Ela precisa disse resolvido, mas não é uma questão da agência resolver. É
preciso vir de cima, de uma lei. De quem vai ser a iniciativa? Estou lançando
essa ideia porque senti o problema. Estou tentando harmonizar as posições dentro
do conselho, como é minha tarefa. Não tem sido fácil, e com duas empresas
concessionárias com problemas, seja pela recuperação judicial, seja pela
iminência da caducidade, complica.
Que tipo de divergências existem?
Por exemplo, a tese da despatrimonialização que a Procuradoria Federal
Especializada da AGU junto à Anatel trouxe. Eu tenho comungado com ela,
inclusive antecipei um voto na última reunião do conselho sobre isso. Ainda que
o bem não esteja na relação de bens reversíveis, que seja apenas um terreno
vazio, a empresa está em dificuldade, então a alienação pode prejudicar a
companhia em sua operação, porque o caixa vai ser usado para pagar dívida.
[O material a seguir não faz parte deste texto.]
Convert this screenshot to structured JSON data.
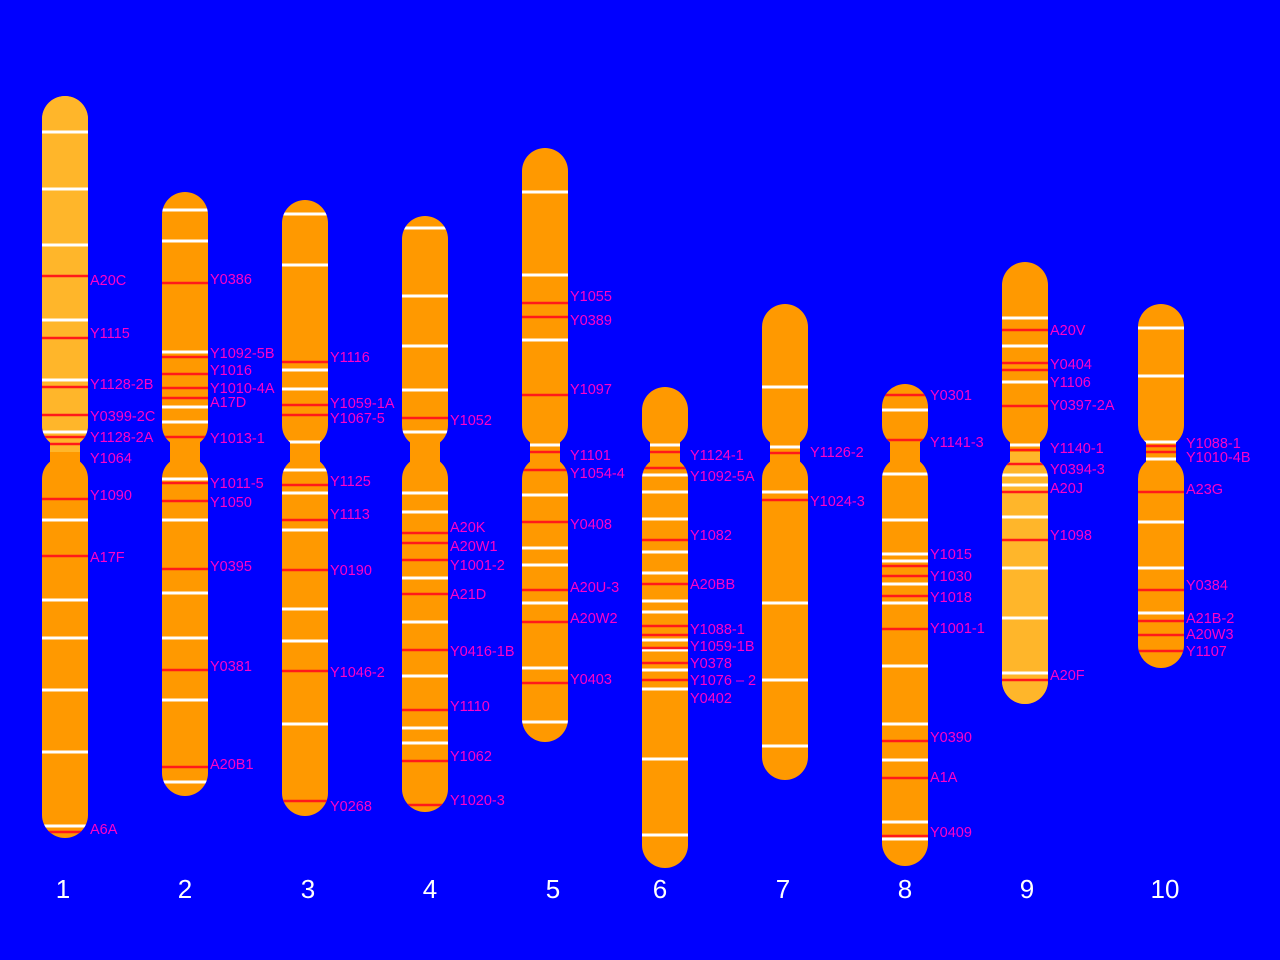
{
  "colors": {
    "background": "#0000ff",
    "chromosome": "#ff9900",
    "chromosome_light": "#ffb62a",
    "band": "#ffffff",
    "marker": "#ff1a1a",
    "label": "#ff00c8",
    "number": "#ffffff"
  },
  "chromosomes": [
    {
      "number": "1",
      "markers": [
        {
          "label": "A20C"
        },
        {
          "label": "Y1115"
        },
        {
          "label": "Y1128-2B"
        },
        {
          "label": "Y0399-2C"
        },
        {
          "label": "Y1128-2A"
        },
        {
          "label": "Y1064"
        },
        {
          "label": "Y1090"
        },
        {
          "label": "A17F"
        },
        {
          "label": "A6A"
        }
      ]
    },
    {
      "number": "2",
      "markers": [
        {
          "label": "Y0386"
        },
        {
          "label": "Y1092-5B"
        },
        {
          "label": "Y1016"
        },
        {
          "label": "Y1010-4A"
        },
        {
          "label": "A17D"
        },
        {
          "label": "Y1013-1"
        },
        {
          "label": "Y1011-5"
        },
        {
          "label": "Y1050"
        },
        {
          "label": "Y0395"
        },
        {
          "label": "Y0381"
        },
        {
          "label": "A20B1"
        }
      ]
    },
    {
      "number": "3",
      "markers": [
        {
          "label": "Y1116"
        },
        {
          "label": "Y1059-1A"
        },
        {
          "label": "Y1067-5"
        },
        {
          "label": "Y1125"
        },
        {
          "label": "Y1113"
        },
        {
          "label": "Y0190"
        },
        {
          "label": "Y1046-2"
        },
        {
          "label": "Y0268"
        }
      ]
    },
    {
      "number": "4",
      "markers": [
        {
          "label": "Y1052"
        },
        {
          "label": "A20K"
        },
        {
          "label": "A20W1"
        },
        {
          "label": "Y1001-2"
        },
        {
          "label": "A21D"
        },
        {
          "label": "Y0416-1B"
        },
        {
          "label": "Y1110"
        },
        {
          "label": "Y1062"
        },
        {
          "label": "Y1020-3"
        }
      ]
    },
    {
      "number": "5",
      "markers": [
        {
          "label": "Y1055"
        },
        {
          "label": "Y0389"
        },
        {
          "label": "Y1097"
        },
        {
          "label": "Y1101"
        },
        {
          "label": "Y1054-4"
        },
        {
          "label": "Y0408"
        },
        {
          "label": "A20U-3"
        },
        {
          "label": "A20W2"
        },
        {
          "label": "Y0403"
        }
      ]
    },
    {
      "number": "6",
      "markers": [
        {
          "label": "Y1124-1"
        },
        {
          "label": "Y1092-5A"
        },
        {
          "label": "Y1082"
        },
        {
          "label": "A20BB"
        },
        {
          "label": "Y1088-1"
        },
        {
          "label": "Y1059-1B"
        },
        {
          "label": "Y0378"
        },
        {
          "label": "Y1076 – 2"
        },
        {
          "label": "Y0402"
        }
      ]
    },
    {
      "number": "7",
      "markers": [
        {
          "label": "Y1126-2"
        },
        {
          "label": "Y1024-3"
        }
      ]
    },
    {
      "number": "8",
      "markers": [
        {
          "label": "Y0301"
        },
        {
          "label": "Y1141-3"
        },
        {
          "label": "Y1015"
        },
        {
          "label": "Y1030"
        },
        {
          "label": "Y1018"
        },
        {
          "label": "Y1001-1"
        },
        {
          "label": "Y0390"
        },
        {
          "label": "A1A"
        },
        {
          "label": "Y0409"
        }
      ]
    },
    {
      "number": "9",
      "markers": [
        {
          "label": "A20V"
        },
        {
          "label": "Y0404"
        },
        {
          "label": "Y1106"
        },
        {
          "label": "Y0397-2A"
        },
        {
          "label": "Y1140-1"
        },
        {
          "label": "Y0394-3"
        },
        {
          "label": "A20J"
        },
        {
          "label": "Y1098"
        },
        {
          "label": "A20F"
        }
      ]
    },
    {
      "number": "10",
      "markers": [
        {
          "label": "Y1088-1"
        },
        {
          "label": "Y1010-4B"
        },
        {
          "label": "A23G"
        },
        {
          "label": "Y0384"
        },
        {
          "label": "A21B-2"
        },
        {
          "label": "A20W3"
        },
        {
          "label": "Y1107"
        }
      ]
    }
  ]
}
A
alienação afeta o patrimônio e isso pode prejudicar o esforço de venda da
empresa, caso seja necessário.
Qual seu maior orgulho durante a sua gestão?
Eu encontrei um quadro de pessoal fabuloso, um pessoal que vem sendo concursado
e trabalhado. Mas faltava recursos. Não basta dizer que quer a agência forte, é
preciso ir atrás de recursos, e foi o que eu fiz, usando o Tribunal de Contas e
a Lei do Fistel, que é clara ao determinar que não haja restrição do uso do
fundo para o custeio. Fomos apoiados pelo TCU que em seu acórdão reconheceu
isso, e certamente sem este acórdão a área econômica não nos contemplaria com o
orçamento necessário. O congresso nunca desrespeitou o orçamento encaminhado. O
corte era na área ministerial e depois na área econômica, e depois vinha do
Congresso e contingenciava. Isso não aconteceu este ano e espero que não
aconteça em 2019. Hoje não faltam recursos para capacitação, fiscalização,
diárias para trabalhos em campo, estamos participando dos eventos internacionais
relevantes. Foi o que foi possível fazer para ela voltar a ser fortalecida.
Existe o risco de interferências políticas na Anatel?
A agência não está blindada. Vai depender muito da autoridade presidencial não
permitir que isso ocorra. A agência é de Estado.